Something happened to me yesterday that never happens to me. I mean never. I’ve heard of this happening, you know, to other people…but not to me. Ok, I take that back, it happened to me once in a grocery store when I was about twenty-one. I was hit on while running an errand.
Maybe I’m just oblivious. Maybe it happens and I just don’t recognize it happening. That’s exactly that happened yesterday. I walked into the bank, which I never ever do. I always go through the drive-through or run to the ATM, but I’d gotten off work early and decided to run in really quickly and do what I needed to do, despite being dressed in workout clothes and coming straight from the gym. I stepped out of line to grab a deposit ticket and filled out the pertinent information and quickly stepped back in line. Who knew the bank would be hoppin’ at 3:30 on a Friday afternoon? I jumped back into line as I saw someone walk in and get ahead of me out the corner of my eye while I was filling in the deposit ticket. So, there I am, standing there in tight workout clothes, and the guy in front of me turns around and asks me if our old ATM cards would work since the bank was recently bought out by a new company. So I’m standing there talking to him, as the line slowly moves forward and the guy starts telling me he’s divorced. Which at the time, I thought was odd, I thought Why is this stranger telling me he’s divorced? So, we’re standing there and he’s making small talk and we get up to the front of the line and he turns and looks at me and says, “So, do you have any plans for the weekend?” So I smile and say I’m not really sure what I’m doing, but that it’s supposed to be beautiful. And then, it’s his turn and he goes up to the front of the bank. So there I am, standing in line with a puzzled look on my face putting together the pieces of the puzzle: he told me he’s divorced and that he lives in town, he just asked me about my weekend…was I just hit on?

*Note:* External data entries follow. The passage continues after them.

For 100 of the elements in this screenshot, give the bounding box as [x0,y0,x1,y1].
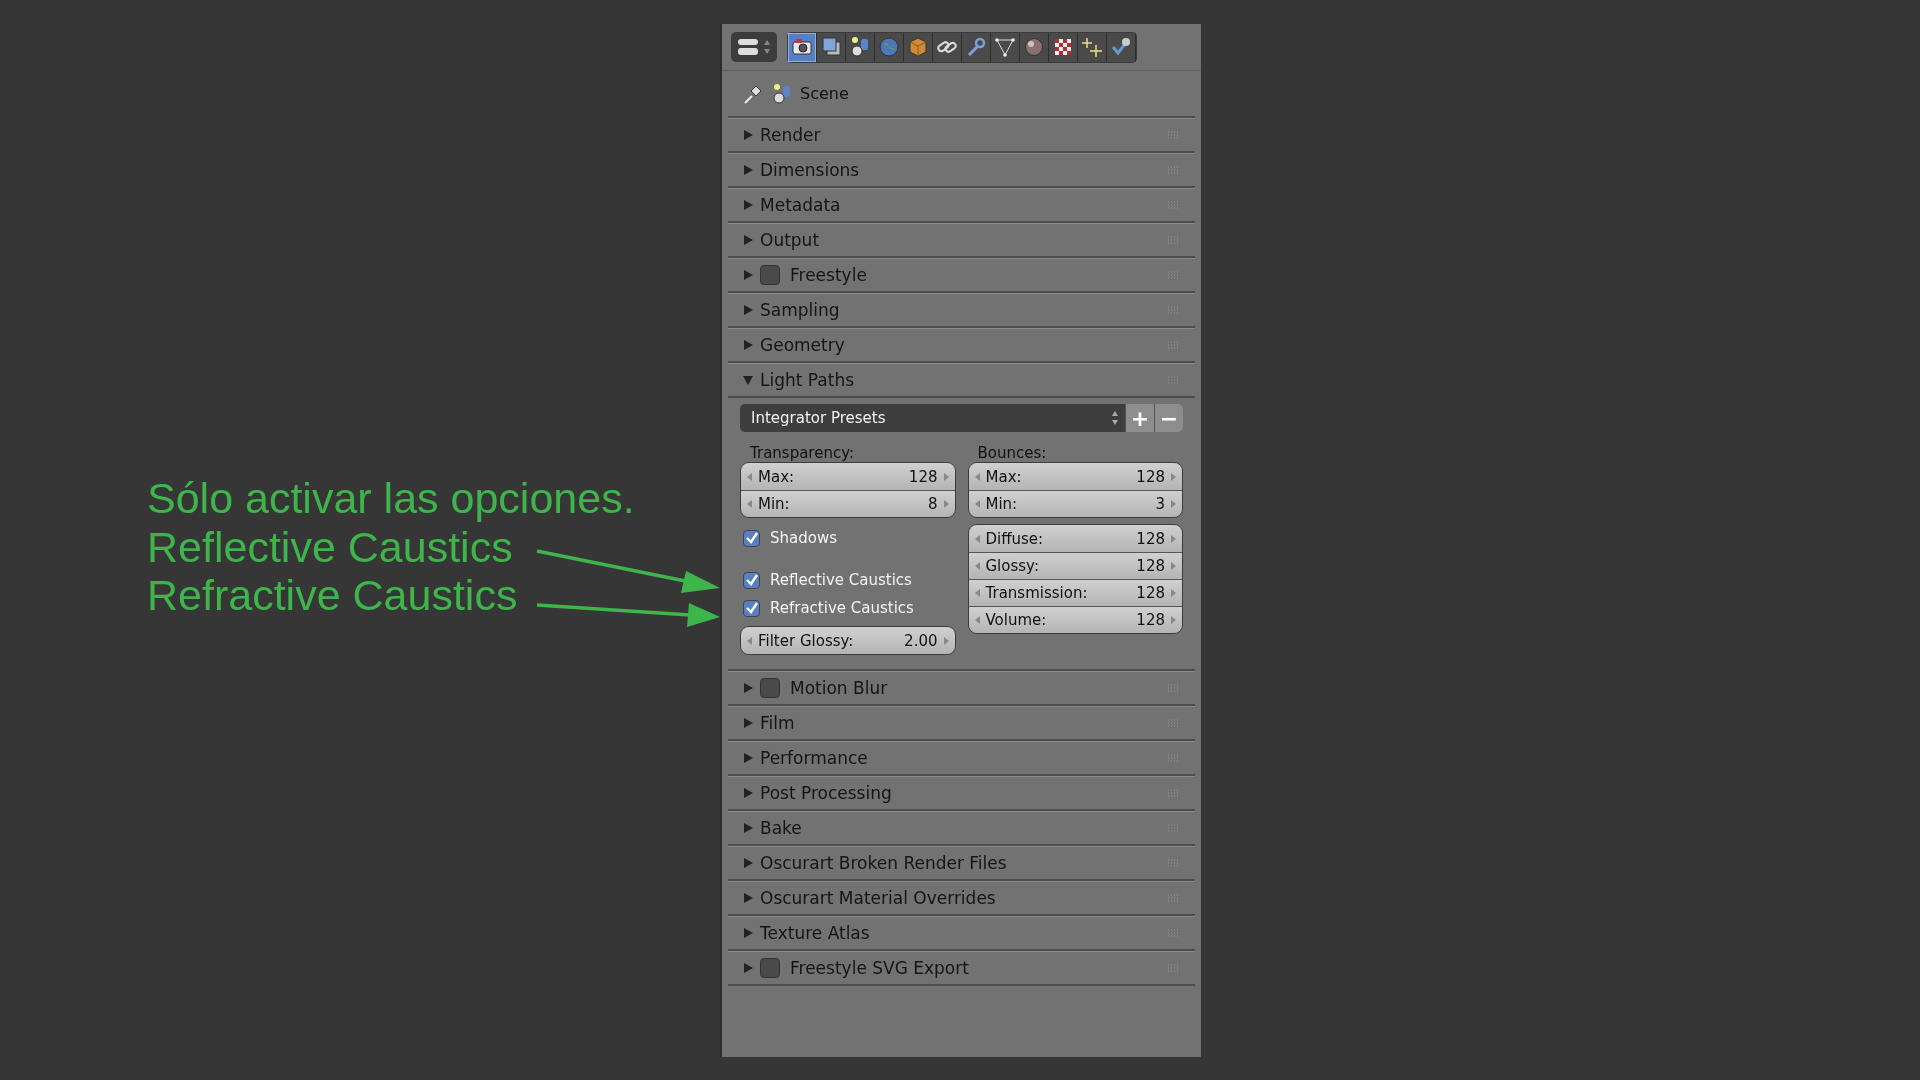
arrow-right-icon [1171,534,1176,543]
editor-type-button[interactable] [731,32,777,62]
properties-tab[interactable] [991,32,1020,62]
properties-tab[interactable] [904,32,933,62]
arrow-left-icon [747,636,752,645]
panel-header[interactable]: Oscurart Broken Render Files [728,846,1195,881]
panel-title: Post Processing [760,783,893,803]
panel-header[interactable]: Post Processing [728,776,1195,811]
number-field[interactable]: Max: 128 [968,463,1182,490]
number-field[interactable]: Max: 128 [741,463,955,490]
number-field[interactable]: Min: 8 [741,490,955,517]
triangle-right-icon [742,892,754,904]
checkbox-label: Refractive Caustics [770,599,914,617]
panel-header[interactable]: Bake [728,811,1195,846]
panel-header[interactable]: Performance [728,741,1195,776]
triangle-right-icon [742,129,754,141]
section-label: Transparency: [749,443,855,462]
panel-header[interactable]: Freestyle [728,258,1195,293]
panel-title: Texture Atlas [760,923,871,943]
panel-header[interactable]: Render [728,118,1195,153]
checkbox[interactable] [760,265,780,285]
panel-title: Metadata [760,195,842,215]
panel-header[interactable]: Output [728,223,1195,258]
globe-icon [878,36,900,58]
panel-title: Freestyle [790,265,868,285]
properties-tab[interactable] [846,32,875,62]
preset-dropdown[interactable]: Integrator Presets [740,404,1125,432]
properties-tab[interactable] [1020,32,1049,62]
number-field[interactable]: Volume: 128 [968,606,1182,633]
properties-tab[interactable] [933,32,962,62]
triangle-right-icon [742,199,754,211]
panel-header[interactable]: Motion Blur [728,671,1195,706]
arrow-right-icon [1171,500,1176,508]
arrow-left-icon [974,616,980,624]
sphere-icon [1023,36,1045,58]
checker-icon [1052,36,1074,58]
panel-title: Freestyle SVG Export [790,958,970,978]
panel-title: Motion Blur [790,678,889,698]
section-label: Bounces: [976,443,1048,462]
triangle-right-icon [742,857,754,869]
panel-title: Film [760,713,796,733]
panel-title: Light Paths [760,370,856,390]
checkbox[interactable] [760,678,780,698]
number-field[interactable]: Transmission: 128 [968,579,1182,606]
panel-title: Output [760,230,821,250]
properties-tab[interactable] [788,32,817,62]
remove-preset-button[interactable]: − [1154,404,1183,432]
triangle-right-icon [742,787,754,799]
properties-tab[interactable] [1078,32,1107,62]
panel-header[interactable]: Geometry [728,328,1195,363]
panel-header[interactable]: Metadata [728,188,1195,223]
properties-tab[interactable] [817,32,846,62]
arrow-right-icon [943,500,949,508]
number-field[interactable]: Min: 3 [968,490,1182,517]
arrow-right-icon [1171,472,1176,481]
triangle-icon [994,36,1016,58]
triangle-right-icon [742,752,754,764]
arrow-left-icon [974,589,980,597]
checkbox[interactable] [760,958,780,978]
panel-header[interactable]: Texture Atlas [728,916,1195,951]
check-icon [1110,36,1132,58]
panel-title: Oscurart Broken Render Files [760,853,1008,873]
cube-icon [907,36,929,58]
triangle-down-icon [742,374,754,386]
arrow-left-icon [974,472,980,481]
triangle-right-icon [742,269,754,281]
arrow-right-icon [1171,589,1176,597]
triangle-right-icon [742,682,754,694]
panel-title: Sampling [760,300,841,320]
context-label: Scene [800,84,849,103]
number-field[interactable]: Diffuse: 128 [968,525,1182,552]
checkbox-label: Shadows [770,529,837,547]
triangle-right-icon [742,304,754,316]
shapes-icon [849,36,871,58]
number-field[interactable]: Filter Glossy: 2.00 [741,627,955,654]
panel-header[interactable]: Film [728,706,1195,741]
annotation-text: Reflective Caustics [147,522,514,571]
panel-header[interactable]: Light Paths [728,363,1195,398]
checkbox[interactable] [743,571,760,589]
properties-tab[interactable] [1049,32,1078,62]
add-preset-button[interactable]: + [1125,404,1154,432]
arrow-left-icon [747,500,752,508]
properties-tab[interactable] [1107,32,1136,62]
arrow-right-icon [943,636,949,645]
up-down-arrows-icon [1111,410,1119,426]
panel-title: Dimensions [760,160,861,180]
properties-tab[interactable] [962,32,991,62]
panel-header[interactable]: Oscurart Material Overrides [728,881,1195,916]
arrow-left-icon [747,472,752,481]
number-field[interactable]: Glossy: 128 [968,552,1182,579]
annotation-text: Refractive Caustics [147,571,519,620]
checkbox[interactable] [743,529,760,547]
arrow-left-icon [974,562,980,570]
triangle-right-icon [742,234,754,246]
panel-header[interactable]: Sampling [728,293,1195,328]
arrow-left-icon [974,500,980,508]
checkbox[interactable] [743,599,760,617]
triangle-right-icon [742,822,754,834]
panel-header[interactable]: Freestyle SVG Export [728,951,1195,986]
panel-header[interactable]: Dimensions [728,153,1195,188]
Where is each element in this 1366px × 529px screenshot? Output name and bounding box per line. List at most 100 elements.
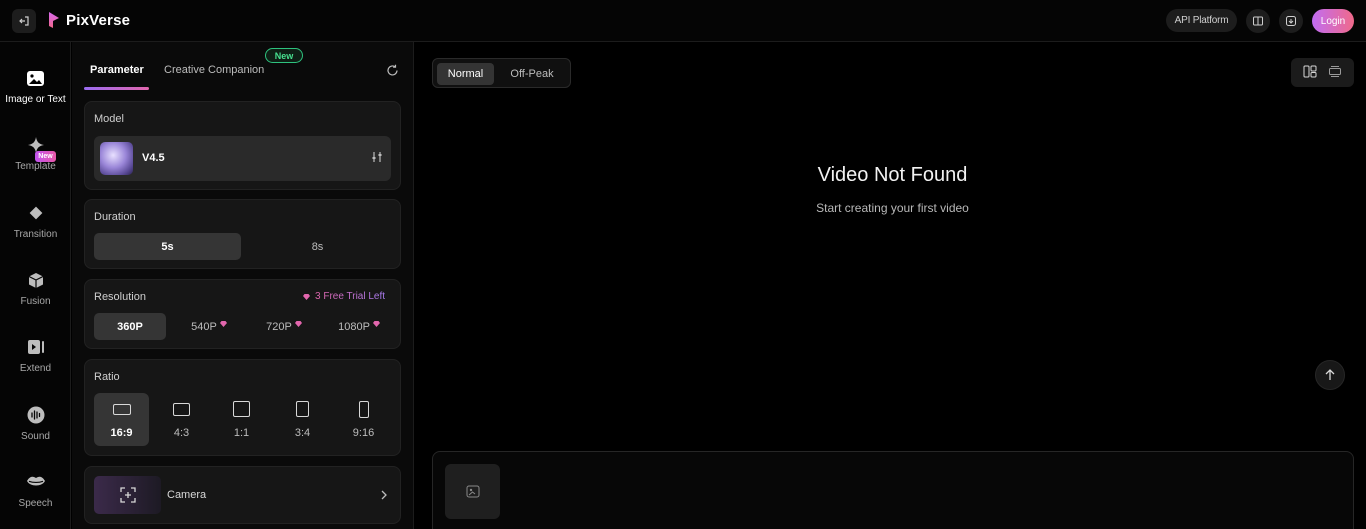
reset-button[interactable] bbox=[386, 64, 399, 80]
panel-tabs: Parameter Creative Companion New bbox=[72, 42, 414, 90]
camera-thumbnail bbox=[94, 476, 161, 514]
sliders-icon bbox=[372, 152, 382, 162]
ratio-option-3-4[interactable]: 3:4 bbox=[275, 393, 330, 446]
download-icon bbox=[1286, 16, 1296, 26]
exit-button[interactable] bbox=[12, 9, 36, 33]
ratio-label: 9:16 bbox=[352, 427, 375, 439]
upload-image-button[interactable] bbox=[445, 464, 500, 519]
refresh-icon bbox=[387, 64, 398, 76]
ratio-3-4-icon bbox=[296, 401, 309, 417]
top-bar: PixVerse API Platform Login bbox=[0, 0, 1366, 42]
nav-label: Transition bbox=[13, 229, 58, 240]
camera-focus-icon bbox=[119, 487, 136, 503]
duration-title: Duration bbox=[94, 211, 136, 223]
model-name: V4.5 bbox=[142, 152, 165, 164]
ratio-16-9-icon bbox=[112, 404, 131, 415]
free-trial-text: 3 Free Trial Left bbox=[315, 291, 386, 302]
nav-label: Image or Text bbox=[5, 94, 66, 105]
nav-item-image-or-text[interactable]: Image or Text bbox=[0, 67, 71, 117]
ratio-card: Ratio 16:9 4:3 1:1 3:4 9:16 bbox=[84, 359, 401, 456]
transition-new-badge: New bbox=[35, 151, 56, 162]
download-app-button[interactable] bbox=[1279, 9, 1303, 33]
ratio-option-9-16[interactable]: 9:16 bbox=[336, 393, 391, 446]
resolution-option-360p[interactable]: 360P bbox=[94, 313, 166, 340]
tab-creative-companion[interactable]: Creative Companion bbox=[164, 64, 264, 76]
nav-item-fusion[interactable]: Fusion bbox=[0, 269, 71, 319]
resolution-card: Resolution 3 Free Trial Left 360P 540P 7… bbox=[84, 279, 401, 349]
ratio-option-16-9[interactable]: 16:9 bbox=[94, 393, 149, 446]
model-thumbnail bbox=[100, 142, 133, 175]
arrow-up-icon bbox=[1325, 369, 1335, 380]
sound-icon bbox=[25, 404, 47, 426]
model-card: Model V4.5 bbox=[84, 101, 401, 190]
login-button[interactable]: Login bbox=[1312, 9, 1354, 33]
resolution-label: 540P bbox=[191, 320, 217, 333]
resolution-label: 1080P bbox=[338, 320, 370, 333]
grid-layout-icon bbox=[1303, 65, 1317, 77]
duration-option-8s[interactable]: 8s bbox=[244, 233, 391, 260]
ratio-title: Ratio bbox=[94, 371, 120, 383]
view-toggle bbox=[1291, 58, 1354, 87]
ratio-label: 16:9 bbox=[110, 427, 133, 439]
extend-icon bbox=[25, 336, 47, 358]
image-upload-icon bbox=[466, 485, 479, 498]
empty-state-title: Video Not Found bbox=[817, 164, 968, 186]
tab-parameter[interactable]: Parameter bbox=[90, 64, 144, 76]
empty-state-subtitle: Start creating your first video bbox=[816, 201, 969, 215]
model-selector[interactable]: V4.5 bbox=[94, 136, 391, 181]
nav-label: Speech bbox=[18, 498, 53, 509]
resolution-option-720p[interactable]: 720P bbox=[250, 313, 318, 340]
camera-card[interactable]: Camera bbox=[84, 466, 401, 524]
logo[interactable]: PixVerse bbox=[48, 11, 130, 29]
nav-label: Sound bbox=[21, 431, 50, 442]
gem-icon bbox=[294, 320, 302, 327]
nav-label: Fusion bbox=[20, 296, 51, 307]
scroll-to-top-button[interactable] bbox=[1315, 360, 1345, 390]
free-trial-indicator: 3 Free Trial Left bbox=[303, 291, 385, 302]
resolution-option-1080p[interactable]: 1080P bbox=[325, 313, 393, 340]
ratio-label: 3:4 bbox=[294, 427, 311, 439]
nav-item-speech[interactable]: Speech bbox=[0, 471, 71, 521]
nav-item-transition[interactable]: Transition bbox=[0, 202, 71, 252]
prompt-composer[interactable] bbox=[432, 451, 1354, 529]
nav-item-extend[interactable]: Extend bbox=[0, 336, 71, 386]
ratio-9-16-icon bbox=[358, 401, 369, 418]
list-layout-icon bbox=[1329, 65, 1342, 77]
ratio-label: 1:1 bbox=[233, 427, 250, 439]
ratio-option-4-3[interactable]: 4:3 bbox=[154, 393, 209, 446]
resolution-option-540p[interactable]: 540P bbox=[175, 313, 243, 340]
ratio-label: 4:3 bbox=[173, 427, 190, 439]
exit-icon bbox=[19, 16, 29, 26]
model-settings-button[interactable] bbox=[371, 151, 383, 166]
nav-label: Extend bbox=[19, 363, 52, 374]
mode-normal[interactable]: Normal bbox=[437, 63, 494, 85]
api-platform-button[interactable]: API Platform bbox=[1166, 9, 1237, 32]
main-area: Normal Off-Peak Video Not Found Start cr… bbox=[415, 42, 1366, 529]
duration-card: Duration 5s 8s bbox=[84, 199, 401, 269]
camera-label: Camera bbox=[167, 489, 207, 501]
book-icon bbox=[1253, 16, 1263, 26]
pixverse-logo-icon bbox=[49, 12, 59, 28]
mode-off-peak[interactable]: Off-Peak bbox=[497, 63, 567, 85]
list-view-button[interactable] bbox=[1328, 65, 1342, 81]
duration-option-5s[interactable]: 5s bbox=[94, 233, 241, 260]
left-nav: Image or Text Template Transition Fusion… bbox=[0, 42, 71, 529]
gem-icon bbox=[219, 320, 227, 327]
docs-button[interactable] bbox=[1246, 9, 1270, 33]
grid-view-button[interactable] bbox=[1303, 65, 1317, 81]
cube-icon bbox=[25, 269, 47, 291]
ratio-4-3-icon bbox=[173, 403, 190, 416]
ratio-1-1-icon bbox=[233, 401, 250, 417]
parameter-panel: Parameter Creative Companion New Model V… bbox=[72, 42, 414, 529]
tab-active-indicator bbox=[84, 87, 149, 90]
lips-icon bbox=[25, 471, 47, 493]
nav-label: Template bbox=[15, 161, 56, 172]
ratio-option-1-1[interactable]: 1:1 bbox=[214, 393, 269, 446]
gem-icon bbox=[372, 320, 380, 327]
resolution-label: 720P bbox=[266, 320, 292, 333]
nav-item-sound[interactable]: Sound bbox=[0, 404, 71, 454]
creative-new-badge: New bbox=[265, 48, 303, 63]
model-title: Model bbox=[94, 113, 124, 125]
chevron-right-icon bbox=[380, 489, 388, 503]
resolution-title: Resolution bbox=[94, 291, 146, 303]
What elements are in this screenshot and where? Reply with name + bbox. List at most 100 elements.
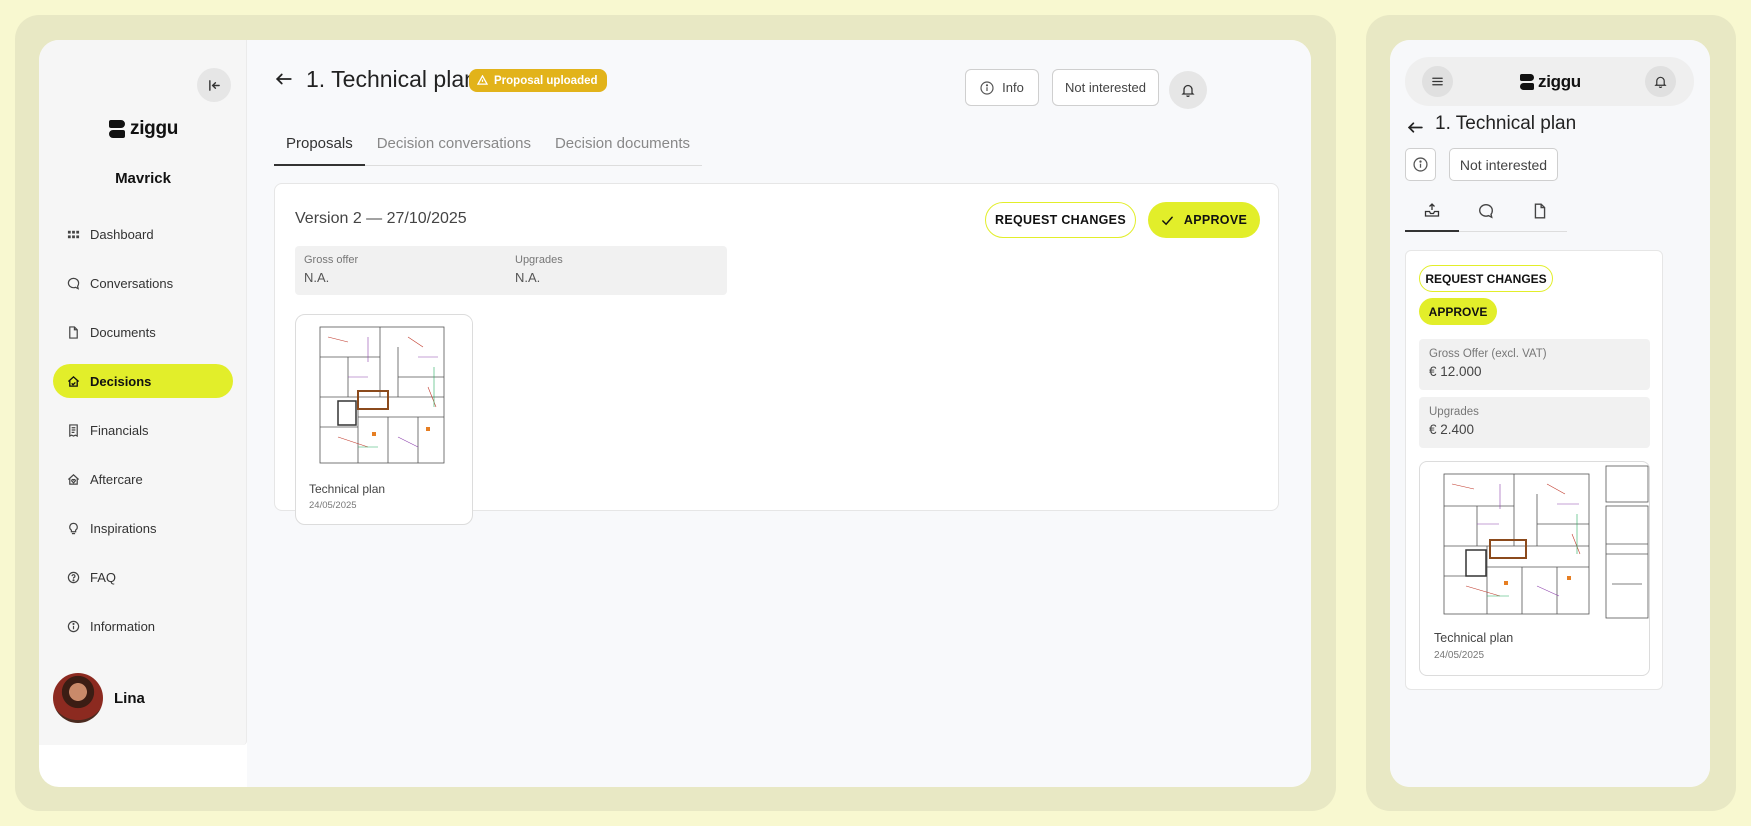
sidebar-item-label: Aftercare [90,471,143,487]
decision-tabs [1405,198,1567,232]
collapse-sidebar-button[interactable] [197,68,231,102]
inbox-upload-icon [1424,203,1440,217]
sidebar-item-label: Financials [90,422,149,438]
file-icon [69,325,78,339]
document-date: 24/05/2025 [309,500,357,511]
approve-button[interactable]: APPROVE [1419,298,1497,325]
document-date: 24/05/2025 [1434,650,1485,661]
field-value: € 12.000 [1429,364,1482,379]
proposal-panel: REQUEST CHANGES APPROVE Gross Offer (exc… [1405,250,1663,690]
proposal-panel: Version 2 — 27/10/2025 REQUEST CHANGES A… [274,183,1279,525]
mobile-window: ziggu 1. Technical plan Not interested R… [1390,40,1710,787]
ziggu-logo-icon [1520,74,1534,90]
mobile-top-bar: ziggu [1405,57,1694,106]
user-profile[interactable]: Lina [53,673,145,723]
gross-offer-field: Gross Offer (excl. VAT) € 12.000 [1419,339,1650,390]
tab-decision-documents[interactable] [1513,198,1567,232]
not-interested-button[interactable]: Not interested [1052,69,1159,106]
field-label: Gross Offer (excl. VAT) [1429,348,1547,360]
brand-name: ziggu [130,118,179,139]
request-changes-button[interactable]: REQUEST CHANGES [985,202,1136,238]
avatar [53,673,103,723]
hamburger-icon [1432,77,1443,86]
back-arrow-icon[interactable] [275,70,293,88]
tab-decision-conversations[interactable]: Decision conversations [365,133,543,166]
field-label: Gross offer [304,254,359,266]
upload-warning-icon [477,75,488,85]
not-interested-button[interactable]: Not interested [1449,148,1558,181]
decision-tabs: Proposals Decision conversations Decisio… [274,133,703,166]
sidebar-item-information[interactable]: Information [53,609,233,643]
sidebar-nav: Dashboard Conversations Documents Decisi… [53,217,233,658]
back-arrow-icon[interactable] [1407,119,1424,136]
document-card[interactable]: Technical plan 24/05/2025 [295,314,473,525]
file-icon [1534,203,1546,219]
brand-logo[interactable]: ziggu [1520,72,1581,92]
sidebar-item-label: Information [90,618,156,634]
bell-icon [1654,76,1667,88]
status-badge: Proposal uploaded [469,69,607,92]
sidebar-item-conversations[interactable]: Conversations [53,266,233,300]
field-label: Upgrades [515,254,563,266]
sidebar-item-label: Decisions [90,373,152,389]
document-name: Technical plan [309,482,386,496]
mobile-main: ziggu 1. Technical plan Not interested R… [1390,40,1710,787]
info-icon [980,80,994,95]
bell-icon [1181,84,1195,97]
chat-icon [67,277,80,290]
sidebar-item-aftercare[interactable]: Aftercare [53,462,233,496]
sidebar-item-label: FAQ [90,569,117,585]
info-icon [1413,157,1428,172]
document-card[interactable]: Technical plan 24/05/2025 [1419,461,1650,676]
sidebar-item-label: Inspirations [90,520,157,536]
sidebar-item-financials[interactable]: Financials [53,413,233,447]
brand-name: ziggu [1538,72,1581,91]
menu-button[interactable] [1422,66,1453,97]
sidebar-item-decisions[interactable]: Decisions [53,364,233,398]
question-icon [67,571,80,583]
home-check-icon [67,375,80,387]
tab-decision-documents[interactable]: Decision documents [543,133,702,166]
request-changes-button[interactable]: REQUEST CHANGES [1419,265,1553,292]
approve-button[interactable]: APPROVE [1148,202,1260,238]
tab-proposals[interactable]: Proposals [274,133,365,166]
bulb-icon [69,522,78,534]
info-button[interactable] [1405,148,1436,181]
approve-button-label: APPROVE [1183,213,1248,227]
page-title: 1. Technical plan [306,66,477,92]
field-value: € 2.400 [1429,422,1475,437]
notifications-button[interactable] [1645,66,1676,97]
sidebar-item-faq[interactable]: FAQ [53,560,233,594]
house-heart-icon [67,473,80,485]
floor-plan-thumbnail [298,317,472,475]
version-label: Version 2 — 27/10/2025 [295,210,467,227]
desktop-window: ziggu Mavrick Dashboard Conversations Do… [39,40,1311,787]
field-label: Upgrades [1429,406,1479,418]
sidebar-item-label: Dashboard [90,226,154,242]
upgrades-field: Upgrades N.A. [506,246,727,295]
ziggu-logo-icon [109,120,125,138]
gross-offer-field: Gross offer N.A. [295,246,516,295]
tab-proposals[interactable] [1405,198,1459,232]
main-content: 1. Technical plan Proposal uploaded Info… [247,40,1311,787]
tab-decision-conversations[interactable] [1459,198,1513,232]
info-button-label: Info [1002,80,1024,95]
sidebar-item-inspirations[interactable]: Inspirations [53,511,233,545]
brand-logo[interactable]: ziggu [109,118,178,140]
status-badge-label: Proposal uploaded [494,74,598,87]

I finished my business at the bank, hopped in the car and immediately called one of my best friends at work. As soon as I told her that he told me he was divorced, Christina responds with, “You realize that was your opening, right?” It was? When it comes to men, am I completely retarded: I literally have no know-how. Maybe, this doesn’t happen enough for me to realize when an opportunity presents itself? Or, do opportunities present themselves more often than I realize and I’m just too oblivious to realize it? I talked with my mom about it and, God love her, she looked at me and said, “Well, maybe he does that to everyone? Did he look simple?” Thanks, Ma. Am I alone in this? Or, is anyone else out there as oblivious as me? If this happens again, how can I know it’s happening so that I can respond appropriately? Evidently I need a 101 course in human interaction.